The operator comes in a public interface and in a private one. The former is more reliable and error-free, while the latter is used for performance issues.

public:
   // 3D operator at() const
   const T& at(const int32_t& C_idx, const int32_t& H_idx, const int32_t& W_idx) const;
   // 3D operator at() non-const
   T& at(const int32_t& C_idx, const int32_t& H_idx, const int32_t& W_idx);

   // 4D operator at() const
   const T& at(const int32_t& E_idx, const int32_t& C_idx, const int32_t& H_idx, const int32_t& W_idx) const;
   // 4D operator at() non-const
   T& at(const int32_t& E_idx, const int32_t& C_idx, const int32_t& H_idx, const int32_t& W_idx);
private:
   // 3D operator _at() const
   const T& _at(const int32_t& C_idx, const int32_t& H_idx, const int32_t& W_idx) const;
   // 3D operator _at() non-const
   T& _at(const int32_t& C_idx, const int32_t& H_idx, const int32_t& W_idx);

   // 4D operator _at() const
   const T& _at(const int32_t& E_idx, const int32_t& C_idx, const int32_t& H_idx, const int32_t& W_idx) const;
   // 4D operator _at() non-const
   T& _at(const int32_t& E_idx, const int32_t& C_idx, const int32_t& H_idx, const int32_t& W_idx);

Convolve threads

The convolution operation is parallelized using several threads, each of them performing the convolution on different section of the original data pointers (input and kernel tensors).
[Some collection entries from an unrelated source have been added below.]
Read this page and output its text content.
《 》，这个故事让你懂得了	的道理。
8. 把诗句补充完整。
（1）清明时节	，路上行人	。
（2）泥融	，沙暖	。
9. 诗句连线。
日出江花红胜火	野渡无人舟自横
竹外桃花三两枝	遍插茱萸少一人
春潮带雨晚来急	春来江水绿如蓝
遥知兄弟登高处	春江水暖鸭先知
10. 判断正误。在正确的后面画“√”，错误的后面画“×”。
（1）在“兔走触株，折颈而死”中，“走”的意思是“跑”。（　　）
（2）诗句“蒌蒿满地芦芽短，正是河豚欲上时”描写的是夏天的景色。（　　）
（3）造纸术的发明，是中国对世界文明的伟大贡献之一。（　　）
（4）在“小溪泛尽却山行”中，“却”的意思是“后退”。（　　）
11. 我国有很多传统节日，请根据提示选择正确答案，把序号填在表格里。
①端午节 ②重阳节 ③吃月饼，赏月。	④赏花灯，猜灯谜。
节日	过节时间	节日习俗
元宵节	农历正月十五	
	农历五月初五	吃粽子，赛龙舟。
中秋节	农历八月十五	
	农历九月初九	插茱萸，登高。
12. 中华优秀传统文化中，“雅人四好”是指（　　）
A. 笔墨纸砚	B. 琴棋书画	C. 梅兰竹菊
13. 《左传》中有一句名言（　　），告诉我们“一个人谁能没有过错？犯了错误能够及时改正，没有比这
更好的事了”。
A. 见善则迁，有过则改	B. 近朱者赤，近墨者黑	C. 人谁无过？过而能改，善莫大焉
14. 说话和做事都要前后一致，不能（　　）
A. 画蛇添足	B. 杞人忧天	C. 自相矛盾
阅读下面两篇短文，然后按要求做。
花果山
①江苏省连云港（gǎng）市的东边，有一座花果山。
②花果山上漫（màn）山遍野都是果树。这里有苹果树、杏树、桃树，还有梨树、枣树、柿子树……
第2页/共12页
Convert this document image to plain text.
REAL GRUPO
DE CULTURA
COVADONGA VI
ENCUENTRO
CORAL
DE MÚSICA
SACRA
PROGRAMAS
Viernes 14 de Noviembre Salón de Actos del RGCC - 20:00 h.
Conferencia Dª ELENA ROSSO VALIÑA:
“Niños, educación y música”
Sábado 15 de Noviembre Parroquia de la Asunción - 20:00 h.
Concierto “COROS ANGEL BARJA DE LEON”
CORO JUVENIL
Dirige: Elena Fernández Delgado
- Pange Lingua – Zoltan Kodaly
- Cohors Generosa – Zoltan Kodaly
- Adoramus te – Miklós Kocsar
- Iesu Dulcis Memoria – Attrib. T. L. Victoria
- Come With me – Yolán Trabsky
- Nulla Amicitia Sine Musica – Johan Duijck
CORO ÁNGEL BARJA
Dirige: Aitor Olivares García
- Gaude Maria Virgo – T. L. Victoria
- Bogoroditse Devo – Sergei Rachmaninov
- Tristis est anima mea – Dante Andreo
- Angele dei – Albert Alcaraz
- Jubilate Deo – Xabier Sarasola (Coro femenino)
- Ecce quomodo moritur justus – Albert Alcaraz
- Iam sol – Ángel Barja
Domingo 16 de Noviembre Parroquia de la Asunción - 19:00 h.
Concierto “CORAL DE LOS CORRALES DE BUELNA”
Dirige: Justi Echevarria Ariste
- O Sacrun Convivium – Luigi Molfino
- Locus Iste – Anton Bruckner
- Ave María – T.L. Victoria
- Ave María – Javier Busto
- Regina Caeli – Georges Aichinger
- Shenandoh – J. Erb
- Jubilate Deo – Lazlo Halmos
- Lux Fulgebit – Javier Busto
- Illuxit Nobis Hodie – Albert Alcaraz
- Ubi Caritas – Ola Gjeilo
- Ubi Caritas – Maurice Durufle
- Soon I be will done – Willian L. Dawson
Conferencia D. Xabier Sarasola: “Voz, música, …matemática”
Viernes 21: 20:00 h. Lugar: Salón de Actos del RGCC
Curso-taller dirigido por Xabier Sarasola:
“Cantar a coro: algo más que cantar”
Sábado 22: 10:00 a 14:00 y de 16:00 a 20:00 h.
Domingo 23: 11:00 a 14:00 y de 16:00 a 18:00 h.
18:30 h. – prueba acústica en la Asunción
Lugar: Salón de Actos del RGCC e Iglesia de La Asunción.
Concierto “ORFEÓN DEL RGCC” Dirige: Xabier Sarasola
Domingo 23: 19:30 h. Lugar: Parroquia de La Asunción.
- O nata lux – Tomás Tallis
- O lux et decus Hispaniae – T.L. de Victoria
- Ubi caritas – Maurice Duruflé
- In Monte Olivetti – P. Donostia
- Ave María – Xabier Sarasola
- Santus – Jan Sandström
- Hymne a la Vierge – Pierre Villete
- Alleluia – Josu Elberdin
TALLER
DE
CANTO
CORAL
The involved method is convolveThread and is implemented in the fashion exposed in the original paper.

Convolution

Once the convolveThread operation is implemented, one can decide the dimension in which to parallelize, whether the number of elments, the number of channels or the height.

public:
   // Convolution operator (parallel) - dimension: output height
   Tensor<T>& convolveParallelHo(const Tensor<T>& kernel, const int32_t stride, const int32_t padding, const uint32_t nThreads) const;
   // Convolution operator (parallel) - dimension: output nChannels
   Tensor<T>& convolveParallelCo(const Tensor<T>& kernel, const int32_t stride, const int32_t padding, const uint32_t nThreads) const;
   // Convolution operator (parallel) - dimension: output nElements
   Tensor<T>& convolveParallelEo(const Tensor<T>& kernel, const int32_t stride, const int32_t padding, const uint32_t nThreads) const;
   
   // Convolution Naive (sequential)
   Tensor<T>& convolveNaive(const Tensor<T>& kernel, const int32_t stride, const int32_t padding) const;

   // Convolution operator that select automatically dimension for parallelization
   Tensor<T>& convolve(const Tensor<T>& kernel, const int32_t stride, const int32_t padding, const uint32_t nThreads) const;
   // Convolution operator that select automatically dimension for parallelization and number of threads
   Tensor<T>& convolve(const Tensor<T>& kernel, const int32_t stride, const int32_t padding) const;

Tests

Performance of direct convolution against existing high performance FFT-based and SGEMM-based convolution implementations

Scaling behavior with increasing number of threads

Directory structure

.
├── bin
│   ├── benchmark_nopt
│   └── benchmark_opt
├── build
│   ├── benchmark.o
│   ├── Chronometer.o
│   ├── Statistics.o
│   └── Tensor.o
├── doc
│   └── todo.txt
├── include
│   ├── Chronometer.hh
│   ├── Statistics.hh
│   └── Tensor.hh
├── src
│   ├── Chronometer.cpp
│   ├── Statistics.cpp
│   └── Tensor.cpp
├── test
│   ├── benchmark.cpp
│   └── testTensor.cpp
├── Makefile
└── README.md

Documentation and references

[1] Zhang, J., Franchetti, F. & Low, T.M.. (2018). High Performance Zero-Memory Overhead Direct Convolutions. Proceedings of the 35th International Conference on Machine Learning, in Proceedings of Machine Learning Research 80:5776-5785

[2] Williams, A. (2019). C++ concurrency in action (Second edition). Manning Publications Co.